Postcards could be considered the first form of social media, like Twitter, short and sweet. Maybe you collect postcards as some collect “likes” on Facebook. Or pin postcards to your bulletin board like Pinterest. Who hasn’t sent or received a postcard at some time?
History of the postcard
Postcards have probably been around as long as the postal service. The earliest known picture postcard was a hand-painted design on card stock posted in London in 1840. Postcards in the US started off as hand written advertising to influence customers. The first printed souvenir postcards were created in 1893 to advertise the World’s Columbian Exposition in Chicago.
Only the US Post Office was allowed to print postcards until 1898 and you could only write the sendees address on the front of the postcard where the stamp went. Some senders wrote a message around the image on the reverse side in the tiniest of scripts. Tweet. Nine years later the divided postcard was allowed so the address could be written on one side of the line along with the stamp and a message on the other.
An 1873 postcard required a 1₵ stamp and after 100 years of slow increase in price reached double digits in 1978 at 10₵. We currently spend 32₵ in the US.
Facebook is surely a faster method of communication and may still be free but how many times do you look back at an old message even if there’s a picture attached? Do you tape them to your refrigerator?
I remember as a kid how excited I’d get when I got mail, and a postcard from some far away land was even better. I’d pin it to a bulletin board, one made of cork, with tacks. Today I get email. This is usually faster and even more often comes from different parts of the world.
Deltiologists are collectors of postcards. Some collectors choose to limit their acquisitions to cards by specific artists and publishers, or by time and location. Worldwide, deltiology is thought to be the third largest hobby after stamp and coin collecting.
Don’t we all collect something? Can we be Pinterestologists?
Souvenirs and memories
Before convenient photography was available for the general public postcards provided an image to remember a place visited or to send a quick note to family and friends. You didn’t even need an envelope and could send one to yourself.
Decades ago when I visited over a dozen US National Parks I bought at least one postcard at every park just in case my cheapo camera failed. Plus I stamped the park’s passport stamp on the back for the date because I knew I’d never remember a special book for that.

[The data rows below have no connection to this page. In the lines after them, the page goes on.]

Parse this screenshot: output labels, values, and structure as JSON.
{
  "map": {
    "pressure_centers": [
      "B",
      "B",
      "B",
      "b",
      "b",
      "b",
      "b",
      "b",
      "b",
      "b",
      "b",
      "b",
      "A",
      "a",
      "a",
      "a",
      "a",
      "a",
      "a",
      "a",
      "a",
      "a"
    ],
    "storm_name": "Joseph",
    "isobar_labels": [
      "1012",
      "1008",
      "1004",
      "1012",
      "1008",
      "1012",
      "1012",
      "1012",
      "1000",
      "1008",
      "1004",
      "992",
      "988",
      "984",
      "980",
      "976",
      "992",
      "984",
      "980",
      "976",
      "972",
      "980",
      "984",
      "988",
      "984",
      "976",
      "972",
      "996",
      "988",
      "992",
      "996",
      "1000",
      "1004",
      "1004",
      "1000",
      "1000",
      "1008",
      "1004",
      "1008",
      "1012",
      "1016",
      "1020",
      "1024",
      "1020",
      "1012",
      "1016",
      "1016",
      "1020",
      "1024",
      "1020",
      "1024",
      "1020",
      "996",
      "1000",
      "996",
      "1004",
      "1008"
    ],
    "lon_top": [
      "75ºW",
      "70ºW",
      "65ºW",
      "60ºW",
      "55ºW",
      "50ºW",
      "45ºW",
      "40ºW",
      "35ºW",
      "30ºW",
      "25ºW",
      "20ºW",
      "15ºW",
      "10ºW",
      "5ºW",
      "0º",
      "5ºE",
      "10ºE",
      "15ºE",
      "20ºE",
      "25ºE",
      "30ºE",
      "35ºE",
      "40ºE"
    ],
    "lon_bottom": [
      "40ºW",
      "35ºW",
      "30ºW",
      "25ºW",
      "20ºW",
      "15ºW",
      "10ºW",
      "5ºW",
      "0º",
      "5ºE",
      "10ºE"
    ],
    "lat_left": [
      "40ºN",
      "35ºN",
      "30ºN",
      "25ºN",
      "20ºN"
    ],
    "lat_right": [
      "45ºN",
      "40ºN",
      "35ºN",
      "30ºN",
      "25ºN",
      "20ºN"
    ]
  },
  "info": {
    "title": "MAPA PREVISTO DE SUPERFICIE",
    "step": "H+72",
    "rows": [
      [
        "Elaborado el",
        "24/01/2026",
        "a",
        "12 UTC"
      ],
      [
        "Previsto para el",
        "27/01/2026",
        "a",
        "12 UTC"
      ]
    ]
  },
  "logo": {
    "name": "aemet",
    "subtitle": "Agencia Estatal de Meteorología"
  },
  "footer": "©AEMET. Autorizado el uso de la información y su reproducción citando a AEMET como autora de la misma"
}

Scrapbooks full of postcards are similar to jpgs on your computer and Instagram sends those precious memories into cyberspace.
Postcards from South Africa
While traveling in South Africa I’ll be visiting a lot of interesting places and parks. I plan to buy postcards and send them to you. All you have to do is leave a comment below. Twelve people will be chosen to have a postcard sent from me and when received I ask you to post the postcard on your blog, if you have one, or on Geogypsy’s Facebook page. I will post the chosen recipients on January 25th which marks one week until I leave.
This may be a little slower than the current social media. But then who doesn’t like to receive snail-mail that’s not a bill?